A year ago U.S. feminist groups abandoned Maria Cuevas; this month it was an undocumented woman in Pomona.

POMONA, 29 July 2006--It slid under the radar, a little test of where U.S. feminists stand. An LA Superior court judge threatened to deport an undocumented woman, rather than granting her the restraining order she sought. On July 14 Superior Court Judge Pro Tem Bruce R. Fink asked Aurora Gonzalez whether she was in the country illegally. She answered affirmatively. Fink gave her a count of twenty to leave the courtroom or face his bailiff and deportation. He counted to six and, after Gonzalez left the courtroom, he dismissed her petition because she wasn’t present.

The judge patronizingly decided that Gonzalez would be better off in the custody of her abusive husband, who was both seeking citizenship for her and threatening her with deportation, than in the domestic violence shelter where she had been staying. The judge surmised that Gonzalez’s claims of verbal and emotional abuse, including her husband’s threats to have her deported, were “nothing more than some yelling and screaming between a husband and wife.”

Gonzalez and her children were left to live with her abuser or make their way in a country where she has no legal standing, not even protection from violence. This time, the judge’s order was reversed: Gonzalez received the temporary restraining order she requested, and she remains in the shelter. It turns out that, as a state judge, Fink had no standing to make such a threat. And under the Violence Against Women Act, undocumented women have the right to seek protection from abusers. But the message to undocumented women is chilling: if you have no papers, a local magistrate with no understanding of immigration law might just turn your children over to your abuser and turn you over to la migra. And once you’re in that system, it’s hell getting out.
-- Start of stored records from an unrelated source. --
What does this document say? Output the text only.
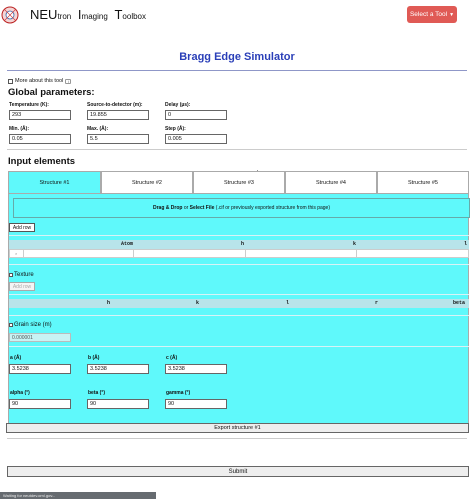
NEUtron Imaging Toolbox	Select a Tool ▼
Bragg Edge Simulator
More about this tool	i
Global parameters:
Temperature (K):
293
Source-to-detector (m):
19.855
Delay (µs):
0
Min. (Å):
0.05
Max. (Å):
5.5
Step (Å):
0.005
Input elements
Structure #1	Structure #2	Structure #3	Structure #4	Structure #5
Drag & Drop or Select File (.cif or previously exported structure from this page)
Add row
Atom	h	k	l
×
Texture
Add row
h	k	l	r	beta
Grain size (m)
0.000001
a (Å)
3.5238
b (Å)
3.5238
c (Å)
3.5238
alpha (°)
90
beta (°)
90
gamma (°)
90
Export structure #1
Submit
Waiting for neutdev.ornl.gov...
So undocumented women will think twice about taking themselves and their children out of abusive households. They will stay put just a little longer in a home that is more apt to bring violence on them than walking through a bad neighborhood at night. Maybe they will stay just a little too long, just long enough for the emotional abuse to turn physical, just long enough to be punched or beaten or knifed or worse. And that will be just fine with the anti-immigrant crowd. Judicial Watch, the same group that is currently in court challenging Los Angeles’ police order against inquiring about a person’s immigration status, blogs that the judge erred in not deporting her immediately. A Conservative California blogger blithely ignores the woman’s safety and instead wonders, “Who is protecting the taxpayers of America from paying for her social welfare needs?” And husbands with papers now have a new weapon against wives without: in some courtrooms, at least, brandishing the stick of deportation while holding out the carrot of a green card is a legitimate means of spousal behavior modification.
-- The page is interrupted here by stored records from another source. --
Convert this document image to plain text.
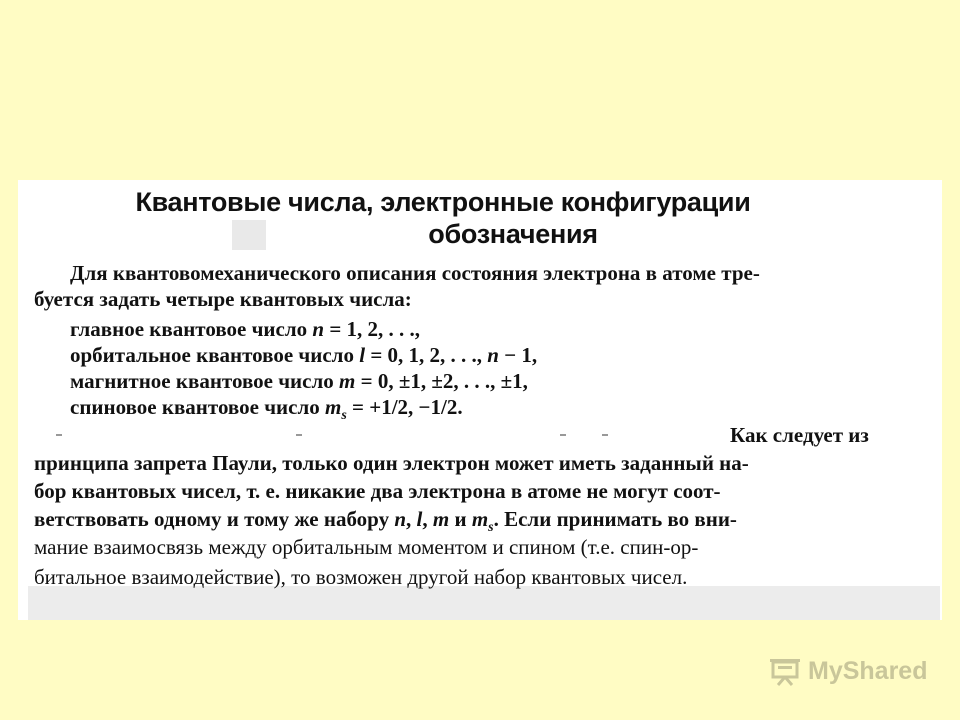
Квантовые числа, электронные конфигурации
обозначения
Для квантовомеханического описания состояния электрона в атоме тре-
буется задать четыре квантовых числа:
главное квантовое число n = 1, 2, . . .,
орбитальное квантовое число l = 0, 1, 2, . . ., n − 1,
магнитное квантовое число m = 0, ±1, ±2, . . ., ±1,
спиновое квантовое число $m_s = +1/2$, −1/2.
Как следует из
принципа запрета Паули, только один электрон может иметь заданный на-
бор квантовых чисел, т. е. никакие два электрона в атоме не могут соот-
ветствовать одному и тому же набору n, l, m и $m_s$. Если принимать во вни-
мание взаимосвязь между орбитальным моментом и спином (т.е. спин-ор-
битальное взаимодействие), то возможен другой набор квантовых чисел.
MyShared
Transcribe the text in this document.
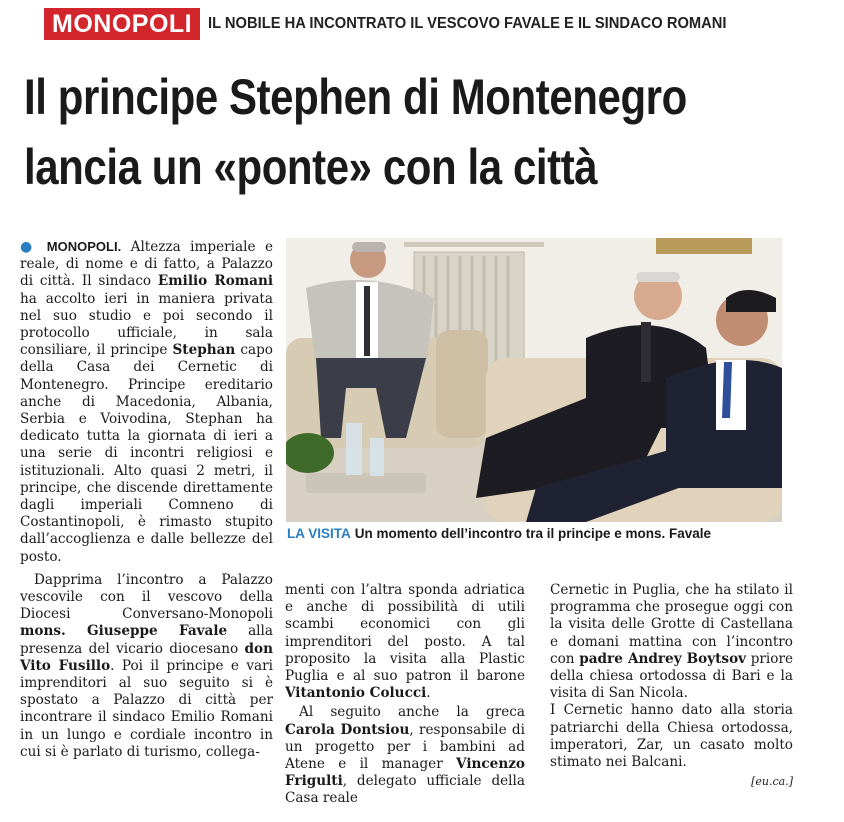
MONOPOLI	IL NOBILE HA INCONTRATO IL VESCOVO FAVALE E IL SINDACO ROMANI
Il principe Stephen di Montenegro
lancia un «ponte» con la città

● MONOPOLI. Altezza imperiale e reale, di nome e di fatto, a Palazzo di città. Il sindaco Emilio Romani ha accolto ieri in maniera privata nel suo studio e poi secondo il protocollo ufficiale, in sala consiliare, il principe Stephan capo della Casa dei Cernetic di Montenegro. Principe ereditario anche di Macedonia, Albania, Serbia e Voivodina, Stephan ha dedicato tutta la giornata di ieri a una serie di incontri religiosi e istituzionali. Alto quasi 2 metri, il principe, che discende direttamente dagli imperiali Comneno di Costantinopoli, è rimasto stupito dall’accoglienza e dalle bellezze del posto.

Dapprima l’incontro a Palazzo vescovile con il vescovo della Diocesi Conversano-Monopoli mons. Giuseppe Favale alla presenza del vicario diocesano don Vito Fusillo. Poi il principe e vari imprenditori al suo seguito si è spostato a Palazzo di città per incontrare il sindaco Emilio Romani in un lungo e cordiale incontro in cui si è parlato di turismo, collega-

LA VISITA Un momento dell’incontro tra il principe e mons. Favale

menti con l’altra sponda adriatica e anche di possibilità di utili scambi economici con gli imprenditori del posto. A tal proposito la visita alla Plastic Puglia e al suo patron il barone Vitantonio Colucci.

Al seguito anche la greca Carola Dontsiou, responsabile di un progetto per i bambini ad Atene e il manager Vincenzo Frigulti, delegato ufficiale della Casa reale

Cernetic in Puglia, che ha stilato il programma che prosegue oggi con la visita delle Grotte di Castellana e domani mattina con l’incontro con padre Andrey Boytsov priore della chiesa ortodossa di Bari e la visita di San Nicola.

I Cernetic hanno dato alla storia patriarchi della Chiesa ortodossa, imperatori, Zar, un casato molto stimato nei Balcani.

[eu.ca.]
Last year, feminist groups abandoned 11-year-old Maribel Cuevas to felony charges brought by Fresno police when she defended her little brother and herself by throwing a rock at water balloon-hurling bullies. Cuevas’s first language is Spanish. Those charges were eventually dropped; Gonzalez’s restraining order was eventually granted. The Hispanic National Bar Association, the California La Raza lawyers, the Mexican American Bar Association, Los Angeles Center for Law and Justice, and the L.A. County Bar Association came to Gonzalez's defense. But, throughout their ordeals, neither Cuevas nor Gonzalez merited the public intervention of liberal feminist groups.

Judge Fink was dismissed from his temporary post, but not without getting his answer: documented women were notably absent in the case of this undocumented woman. They, like Judicial Watch, Conservative California, and the judge, would rip this woman away from her children and transport her to detention prison, so long as they remained safely within the system. Former Judge Fink found out where U.S. feminists stand: squarely behind their judiciary and their citizenship papers. Maybe they would give her a twenty-count head start.